De acordo com o diplomata, a comunidade internacional já vinha expressando preocupação com sanções, bloqueios e ameaças de uso da força contra a Venezuela. Fu Cong afirmou que, mesmo sendo membro permanente do Conselho de Segurança, os Estados Unidos ignoraram essas manifestações e violaram a soberania venezuelana, além do princípio da não interferência em assuntos internos de outros países.

“A proibição do uso da força nas relações internacionais foi claramente infringida”, declarou o embaixador chinês durante a sessão.

Críticas ainda mais duras vieram da Rússia. O representante russo na ONU, Vasily Nebenzya, disse que o episódio representa um grave retrocesso nas relações internacionais e demonstra desrespeito às leis internacionais e ao princípio da não intervenção.

Segundo Nebenzya, a retirada forçada de Nicolás Maduro do território venezuelano, acompanhada de mortes de cidadãos venezuelanos e cubanos, simboliza um retorno a um cenário marcado pela imposição de poder pela força. Para o diplomata, não há qualquer justificativa para a ação conduzida pelos Estados Unidos em Caracas.

“O sequestro do líder da Venezuela, Nicolás Maduro, se tornou, aos olhos de muitos, um retrocesso a um mundo sem leis. Condenamos firmemente a agressão dos Estados Unidos contra a Venezuela em desacordo com todas as normas internacionais”, afirmou.

O representante russo também pediu a libertação imediata de Maduro e de sua esposa, a quem se referiu como presidente legitimamente eleito. Ele declarou ainda solidariedade do povo russo aos venezuelanos diante do que classificou como agressão externa e afirmou apoio irrestrito ao governo bolivariano.

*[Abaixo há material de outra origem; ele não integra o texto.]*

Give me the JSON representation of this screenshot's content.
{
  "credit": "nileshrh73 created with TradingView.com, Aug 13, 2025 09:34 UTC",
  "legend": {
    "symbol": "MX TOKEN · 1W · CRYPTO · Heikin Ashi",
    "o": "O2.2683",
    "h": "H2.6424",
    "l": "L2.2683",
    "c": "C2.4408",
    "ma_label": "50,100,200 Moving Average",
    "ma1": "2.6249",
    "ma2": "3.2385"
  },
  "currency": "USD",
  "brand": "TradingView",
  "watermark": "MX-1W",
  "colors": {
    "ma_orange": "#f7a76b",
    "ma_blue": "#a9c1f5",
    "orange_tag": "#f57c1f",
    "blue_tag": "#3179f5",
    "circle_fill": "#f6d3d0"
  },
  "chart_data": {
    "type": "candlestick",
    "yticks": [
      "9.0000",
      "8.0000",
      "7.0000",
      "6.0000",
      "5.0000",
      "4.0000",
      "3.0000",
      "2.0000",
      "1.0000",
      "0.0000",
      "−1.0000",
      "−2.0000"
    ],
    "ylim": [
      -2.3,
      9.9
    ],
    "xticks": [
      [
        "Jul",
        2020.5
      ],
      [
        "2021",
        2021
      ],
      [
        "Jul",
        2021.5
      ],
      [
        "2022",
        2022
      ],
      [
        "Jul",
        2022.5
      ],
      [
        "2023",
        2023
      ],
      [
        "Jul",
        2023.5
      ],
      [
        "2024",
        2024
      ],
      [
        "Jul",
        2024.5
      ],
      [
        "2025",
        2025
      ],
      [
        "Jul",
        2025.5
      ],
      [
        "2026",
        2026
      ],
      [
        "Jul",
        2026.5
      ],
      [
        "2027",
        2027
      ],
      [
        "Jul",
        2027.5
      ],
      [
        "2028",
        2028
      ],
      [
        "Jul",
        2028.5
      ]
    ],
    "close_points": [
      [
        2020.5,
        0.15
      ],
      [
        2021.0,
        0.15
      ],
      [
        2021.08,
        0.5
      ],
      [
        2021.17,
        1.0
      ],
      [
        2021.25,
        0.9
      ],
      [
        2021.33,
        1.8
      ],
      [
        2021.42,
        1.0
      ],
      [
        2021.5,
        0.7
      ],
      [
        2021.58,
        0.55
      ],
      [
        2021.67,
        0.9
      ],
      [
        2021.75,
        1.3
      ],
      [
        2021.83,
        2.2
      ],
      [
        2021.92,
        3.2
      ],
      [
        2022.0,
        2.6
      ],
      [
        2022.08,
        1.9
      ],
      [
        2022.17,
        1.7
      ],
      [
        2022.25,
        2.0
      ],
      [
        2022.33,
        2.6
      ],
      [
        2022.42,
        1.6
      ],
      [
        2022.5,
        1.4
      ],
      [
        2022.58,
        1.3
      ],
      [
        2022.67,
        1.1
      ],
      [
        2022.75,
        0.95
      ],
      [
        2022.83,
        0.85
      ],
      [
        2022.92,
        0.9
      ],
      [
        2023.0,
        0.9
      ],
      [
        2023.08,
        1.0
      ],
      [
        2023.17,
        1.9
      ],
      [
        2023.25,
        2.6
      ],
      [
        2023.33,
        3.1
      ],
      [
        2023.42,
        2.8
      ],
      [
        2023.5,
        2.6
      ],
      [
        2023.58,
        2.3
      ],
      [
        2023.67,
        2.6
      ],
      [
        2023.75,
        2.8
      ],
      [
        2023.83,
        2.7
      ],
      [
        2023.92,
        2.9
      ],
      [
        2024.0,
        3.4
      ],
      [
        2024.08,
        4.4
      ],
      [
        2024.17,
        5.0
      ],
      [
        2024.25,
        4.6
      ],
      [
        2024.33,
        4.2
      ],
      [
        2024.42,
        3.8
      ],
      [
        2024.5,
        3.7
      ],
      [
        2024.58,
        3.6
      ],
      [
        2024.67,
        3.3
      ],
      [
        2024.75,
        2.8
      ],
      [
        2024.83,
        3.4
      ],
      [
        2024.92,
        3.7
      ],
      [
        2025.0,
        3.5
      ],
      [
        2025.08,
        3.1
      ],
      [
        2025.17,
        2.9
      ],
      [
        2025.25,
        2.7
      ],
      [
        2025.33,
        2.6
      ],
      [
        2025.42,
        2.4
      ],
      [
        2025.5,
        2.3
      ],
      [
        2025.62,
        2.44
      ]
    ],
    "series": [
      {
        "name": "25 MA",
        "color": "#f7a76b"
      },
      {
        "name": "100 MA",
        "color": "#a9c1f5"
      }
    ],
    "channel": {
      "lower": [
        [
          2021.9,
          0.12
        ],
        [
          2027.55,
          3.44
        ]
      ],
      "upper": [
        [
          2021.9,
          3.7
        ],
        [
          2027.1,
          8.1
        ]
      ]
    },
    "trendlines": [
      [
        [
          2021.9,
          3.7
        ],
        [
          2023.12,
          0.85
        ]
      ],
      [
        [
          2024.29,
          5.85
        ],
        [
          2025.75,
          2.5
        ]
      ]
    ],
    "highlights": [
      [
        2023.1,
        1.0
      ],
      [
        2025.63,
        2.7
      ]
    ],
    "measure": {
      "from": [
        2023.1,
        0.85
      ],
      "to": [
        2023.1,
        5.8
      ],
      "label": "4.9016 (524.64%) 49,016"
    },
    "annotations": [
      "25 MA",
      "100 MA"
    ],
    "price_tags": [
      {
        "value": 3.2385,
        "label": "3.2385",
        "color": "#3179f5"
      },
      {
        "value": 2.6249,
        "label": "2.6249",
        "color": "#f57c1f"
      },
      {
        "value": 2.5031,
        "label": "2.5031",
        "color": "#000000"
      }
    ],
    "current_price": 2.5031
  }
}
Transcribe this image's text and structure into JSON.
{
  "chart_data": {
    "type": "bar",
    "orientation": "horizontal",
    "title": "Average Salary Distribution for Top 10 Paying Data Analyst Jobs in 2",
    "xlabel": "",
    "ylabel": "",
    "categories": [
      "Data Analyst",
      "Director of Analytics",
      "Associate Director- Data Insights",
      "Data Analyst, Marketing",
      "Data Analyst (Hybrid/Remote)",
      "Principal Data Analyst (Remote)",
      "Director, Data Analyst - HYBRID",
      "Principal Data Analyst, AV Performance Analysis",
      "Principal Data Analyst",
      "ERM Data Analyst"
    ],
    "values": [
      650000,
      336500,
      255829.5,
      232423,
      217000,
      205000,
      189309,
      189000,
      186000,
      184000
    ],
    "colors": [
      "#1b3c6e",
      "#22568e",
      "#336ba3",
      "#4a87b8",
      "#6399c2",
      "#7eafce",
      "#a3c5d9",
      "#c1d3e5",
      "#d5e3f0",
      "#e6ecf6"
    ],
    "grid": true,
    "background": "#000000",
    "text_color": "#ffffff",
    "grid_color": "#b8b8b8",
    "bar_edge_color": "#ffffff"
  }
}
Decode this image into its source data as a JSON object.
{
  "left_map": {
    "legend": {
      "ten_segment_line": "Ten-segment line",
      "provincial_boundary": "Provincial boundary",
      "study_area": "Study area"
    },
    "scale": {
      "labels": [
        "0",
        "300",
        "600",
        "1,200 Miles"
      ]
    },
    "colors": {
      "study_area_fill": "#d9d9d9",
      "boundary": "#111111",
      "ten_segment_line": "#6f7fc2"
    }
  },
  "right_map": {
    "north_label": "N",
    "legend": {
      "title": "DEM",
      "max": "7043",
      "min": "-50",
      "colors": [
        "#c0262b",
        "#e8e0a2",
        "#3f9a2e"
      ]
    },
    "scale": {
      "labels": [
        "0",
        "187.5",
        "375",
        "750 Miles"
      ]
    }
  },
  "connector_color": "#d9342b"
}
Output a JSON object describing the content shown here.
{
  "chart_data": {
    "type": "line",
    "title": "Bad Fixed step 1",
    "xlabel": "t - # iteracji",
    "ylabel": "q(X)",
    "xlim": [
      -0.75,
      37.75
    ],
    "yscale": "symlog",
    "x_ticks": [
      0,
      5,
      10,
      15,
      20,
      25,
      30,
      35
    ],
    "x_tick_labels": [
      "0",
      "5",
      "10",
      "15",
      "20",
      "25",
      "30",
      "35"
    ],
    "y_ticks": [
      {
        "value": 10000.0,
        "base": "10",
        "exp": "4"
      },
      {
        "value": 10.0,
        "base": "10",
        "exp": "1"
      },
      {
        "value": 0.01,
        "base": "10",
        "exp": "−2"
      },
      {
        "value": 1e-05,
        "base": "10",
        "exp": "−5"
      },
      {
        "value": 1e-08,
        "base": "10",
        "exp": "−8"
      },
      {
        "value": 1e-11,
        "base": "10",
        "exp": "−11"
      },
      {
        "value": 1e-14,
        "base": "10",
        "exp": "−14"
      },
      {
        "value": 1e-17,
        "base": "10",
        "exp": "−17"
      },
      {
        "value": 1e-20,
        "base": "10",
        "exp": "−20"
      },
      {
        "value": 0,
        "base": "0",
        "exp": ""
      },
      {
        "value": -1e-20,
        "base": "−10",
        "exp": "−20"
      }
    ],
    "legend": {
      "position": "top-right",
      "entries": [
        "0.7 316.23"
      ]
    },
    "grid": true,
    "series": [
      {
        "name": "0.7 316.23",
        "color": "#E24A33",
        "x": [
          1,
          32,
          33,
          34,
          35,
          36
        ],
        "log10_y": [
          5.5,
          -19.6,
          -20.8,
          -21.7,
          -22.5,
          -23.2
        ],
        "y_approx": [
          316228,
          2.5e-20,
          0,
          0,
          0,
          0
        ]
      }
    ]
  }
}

Nebenzya acrescentou que, na avaliação de Moscou, os Estados Unidos não escondem o interesse pelo petróleo venezuelano e demonstram, segundo ele, uma postura imperialista em relação à América Latina. O diplomata defendeu que a comunidade internacional se una contra o uso da força como instrumento de política externa.

A operação militar norte-americana ocorreu no sábado e, segundo relatos apresentados na ONU, envolveu a retirada forçada de Nicolás Maduro e Cilia Flores do país. A ação provocou confrontos, resultou na morte de integrantes das forças de segurança do presidente e causou explosões em Caracas, capital venezuelana.

Após a operação, Maduro foi levado para Nova York. O governo dos Estados Unidos afirma que o presidente venezuelano será julgado no país por acusações relacionadas a uma suposta ligação com o tráfico internacional de drogas.

Nesta segunda-feira, Maduro e Cilia Flores foram levados ao Tribunal Federal de Nova York para uma audiência de custódia. De acordo com as autoridades norte-americanas, o casal será oficialmente notificado das acusações que pesam contra eles. Ambos estão detidos em um presídio federal localizado no bairro do Brooklyn, também em Nova York.

O caso ampliou a tensão diplomática entre potências globais e reacendeu o debate sobre limites da atuação militar e soberania nacional dentro do Conselho de Segurança da ONU.